Some of this is already evident in the open glee of far right nationalist forces in response to the UK referendum. The day after the result, Marine Le Pen of the anti-immigration National Front in France, who hopes to win the next Presidential election in 2017, wrote, “The European Union has become a prison of peoples. Each of the 28 countries that constitute it has slowly lost its democratic prerogatives to commissions and councils with no popular mandate. Every nation in the union has had to apply laws it did not want for itself. Member nations no longer determine their own budgets. They are called upon to open their borders against their will. Countries in the eurozone face an even less enviable situation. In the name of ideology, different economies are forced to adopt the same currency, even if doing so bleeds them dry. It’s a modern version of the Procrustean bed, and the people no longer have a say… We have tried to deny the existence of sovereign nations. It’s only natural that they would not allow being denied.”
In Italy, Prime Minister Renzi is under pressure because of implementation of neoliberal austerity policies, with the rise of Eurosceptic Five Star movement that recently won important mayoral elections in Rome and Turin. Yesterday the EU rejected his plan to provide public support for banks with large non-performing loans, and he may not survive a referendum in October on sweeping constitutional reforms.
Ironically, far-right anti-EU movements are on the ascendant even in supposedly economically successful countries. Geert Wilders, leader of the anti-immigrant Party for Freedom in the Netherlands, tweeted, “Hurray for the British! Now it’s our turn!” In Germany, the Alternative for Germany began as an anti-euro party but is now more openly
anti-immigrant and anti-Islam. It now has seats in eight of Germany’s 16 state assemblies and is expected to win seats in the national Parliament the Bundestag in the elections next year. In Austria the candidate of right-wing Freedom Party almost won in the Presidential election, with just under 50 per cent of the vote.
So which way will the European Union go now? The immediate response appears to be a closing of ranks and circling of the wagons, with strict terms applied to the UK as punishment and also deterrence to other would-be leavers. But stronger political union with much greater federal powers no longer seems to be on the table. Instead, there are also
likely to be calls for greater flexibility, with respect to both economic policies and migration. Donald Tusk, the Polish President of the European Council, has already warned that that ordinary European citizens do not share the enthusiasm of some of their leaders for “a utopia of Europe without nation states, a utopia of Europe without conflicting interests and ambitions, a utopia of Europe imposing its own values on the external world, a utopia of
Euro-Asian unity”. It is likely that there is much less political appetite for greater integration, for example in a banking union, and this will make other forms of economic union even less effective, especially in countries experiencing continued economic difficulties and consequent social unrest.

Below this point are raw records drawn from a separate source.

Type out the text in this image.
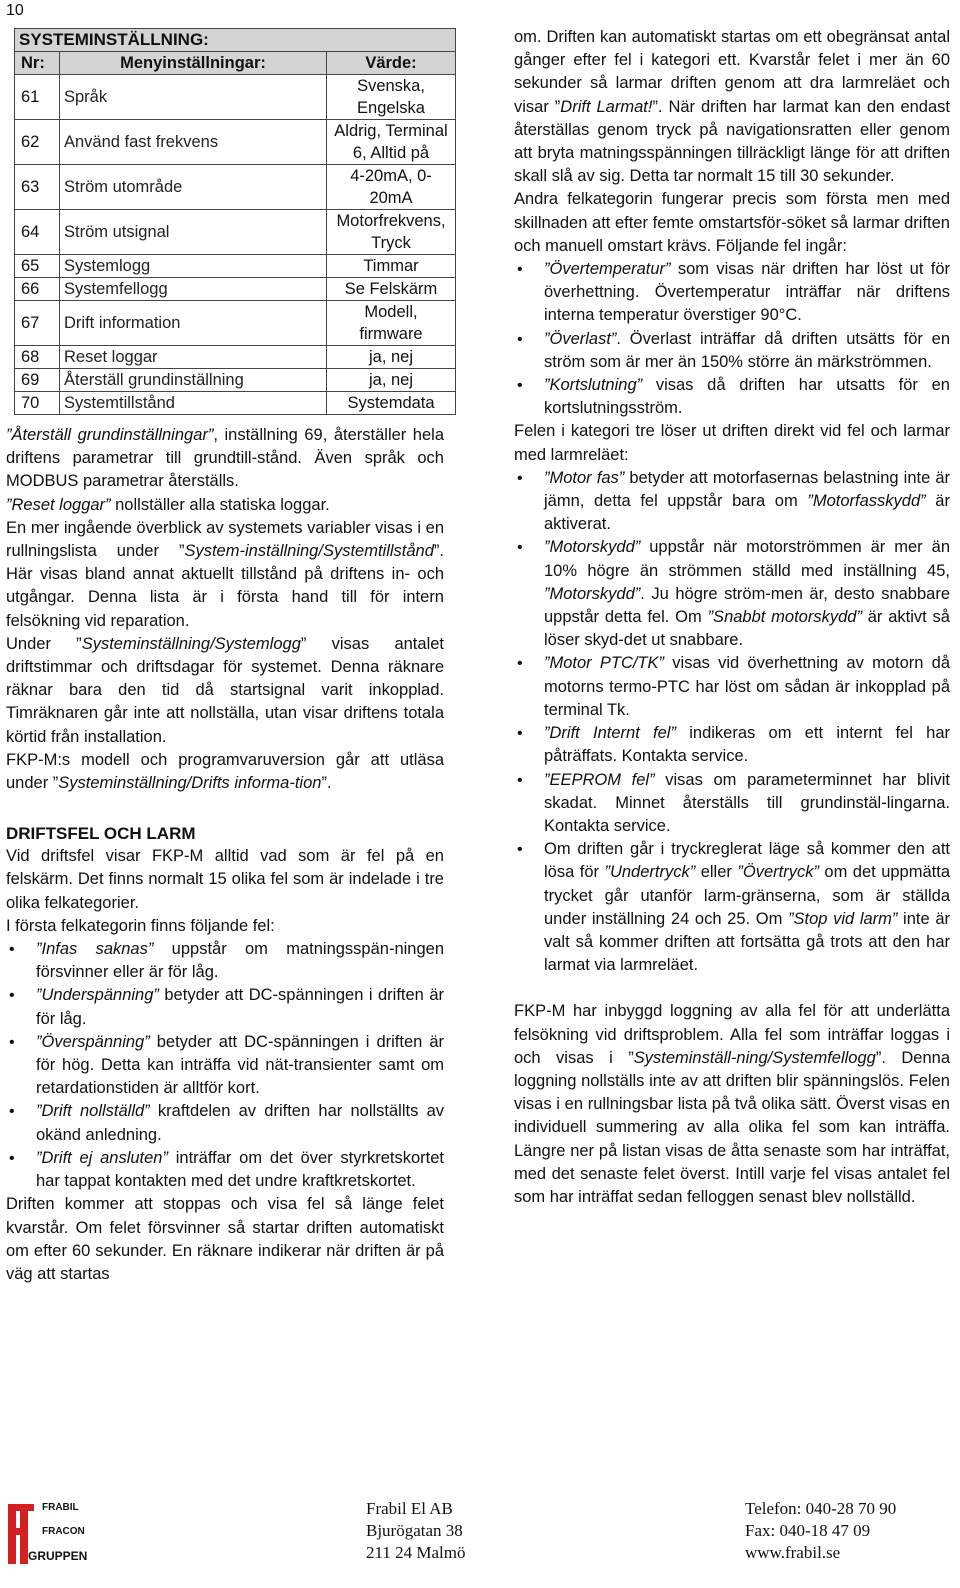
10
SYSTEMINSTÄLLNING:		
Nr:	Menyinställningar:	Värde:
61	Språk	Svenska, Engelska
62	Använd fast frekvens	Aldrig, Terminal 6, Alltid på
63	Ström utområde	4-20mA, 0-20mA
64	Ström utsignal	Motorfrekvens, Tryck
65	Systemlogg	Timmar
66	Systemfellogg	Se Felskärm
67	Drift information	Modell, firmware
68	Reset loggar	ja, nej
69	Återställ grundinställning	ja, nej
70	Systemtillstånd	Systemdata

”Återställ grundinställningar”, inställning 69, återställer hela driftens parametrar till grundtill-stånd. Även språk och MODBUS parametrar återställs.

”Reset loggar” nollställer alla statiska loggar.

En mer ingående överblick av systemets variabler visas i en rullningslista under ”System-inställning/Systemtillstånd”. Här visas bland annat aktuellt tillstånd på driftens in- och utgångar. Denna lista är i första hand till för intern felsökning vid reparation.

Under ”Systeminställning/Systemlogg” visas antalet driftstimmar och driftsdagar för systemet. Denna räknare räknar bara den tid då startsignal varit inkopplad. Timräknaren går inte att nollställa, utan visar driftens totala körtid från installation.

FKP-M:s modell och programvaruversion går att utläsa under ”Systeminställning/Drifts informa-tion”.

DRIFTSFEL OCH LARM

Vid driftsfel visar FKP-M alltid vad som är fel på en felskärm. Det finns normalt 15 olika fel som är indelade i tre olika felkategorier.

I första felkategorin finns följande fel:

• ”Infas saknas” uppstår om matningsspän-ningen försvinner eller är för låg.
• ”Underspänning” betyder att DC-spänningen i driften är för låg.
• ”Överspänning” betyder att DC-spänningen i driften är för hög. Detta kan inträffa vid nät-transienter samt om retardationstiden är alltför kort.
• ”Drift nollställd” kraftdelen av driften har nollställts av okänd anledning.
• ”Drift ej ansluten” inträffar om det över styrkretskortet har tappat kontakten med det undre kraftkretskortet.

Driften kommer att stoppas och visa fel så länge felet kvarstår. Om felet försvinner så startar driften automatiskt om efter 60 sekunder. En räknare indikerar när driften är på väg att startas

om. Driften kan automatiskt startas om ett obegränsat antal gånger efter fel i kategori ett. Kvarstår felet i mer än 60 sekunder så larmar driften genom att dra larmreläet och visar ”Drift Larmat!”. När driften har larmat kan den endast återställas genom tryck på navigationsratten eller genom att bryta matningsspänningen tillräckligt länge för att driften skall slå av sig. Detta tar normalt 15 till 30 sekunder.

Andra felkategorin fungerar precis som första men med skillnaden att efter femte omstartsför-söket så larmar driften och manuell omstart krävs. Följande fel ingår:

• ”Övertemperatur” som visas när driften har löst ut för överhettning. Övertemperatur inträffar när driftens interna temperatur överstiger 90°C.
• ”Överlast”. Överlast inträffar då driften utsätts för en ström som är mer än 150% större än märkströmmen.
• ”Kortslutning” visas då driften har utsatts för en kortslutningsström.

Felen i kategori tre löser ut driften direkt vid fel och larmar med larmreläet:

• ”Motor fas” betyder att motorfasernas belastning inte är jämn, detta fel uppstår bara om ”Motorfasskydd” är aktiverat.
• ”Motorskydd” uppstår när motorströmmen är mer än 10% högre än strömmen ställd med inställning 45, ”Motorskydd”. Ju högre ström-men är, desto snabbare uppstår detta fel. Om ”Snabbt motorskydd” är aktivt så löser skyd-det ut snabbare.
• ”Motor PTC/TK” visas vid överhettning av motorn då motorns termo-PTC har löst om sådan är inkopplad på terminal Tk.
• ”Drift Internt fel” indikeras om ett internt fel har påträffats. Kontakta service.
• ”EEPROM fel” visas om parameterminnet har blivit skadat. Minnet återställs till grundinstäl-lingarna. Kontakta service.
• Om driften går i tryckreglerat läge så kommer den att lösa för ”Undertryck” eller ”Övertryck” om det uppmätta trycket går utanför larm-gränserna, som är ställda under inställning 24 och 25. Om ”Stop vid larm” inte är valt så kommer driften att fortsätta gå trots att den har larmat via larmreläet.

FKP-M har inbyggd loggning av alla fel för att underlätta felsökning vid driftsproblem. Alla fel som inträffar loggas i och visas i ”Systeminställ-ning/Systemfellogg”. Denna loggning nollställs inte av att driften blir spänningslös. Felen visas i en rullningsbar lista på två olika sätt. Överst visas en individuell summering av alla olika fel som kan inträffa. Längre ner på listan visas de åtta senaste som har inträffat, med det senaste felet överst. Intill varje fel visas antalet fel som har inträffat sedan felloggen senast blev nollställd.

FRABIL
FRACON
GRUPPEN
Frabil El AB
Bjurögatan 38
211 24 Malmö
Telefon: 040-28 70 90
Fax: 040-18 47 09
www.frabil.se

The European Union as it exists today is unstable and probably unsustainable. But it will be tragic indeed if it collapses under the weight of its own contradictions only to yield to the petty and xenophobic forms of national neoliberalism that are currently the most forceful alternative to neoliberal economic integration. What Europe and the world require are more internationalist alternatives based on popular sovereignty, solidarity, the improvement of
workers’ conditions and the rights of citizens. Sadly, at this time there are only very few voices making such demands.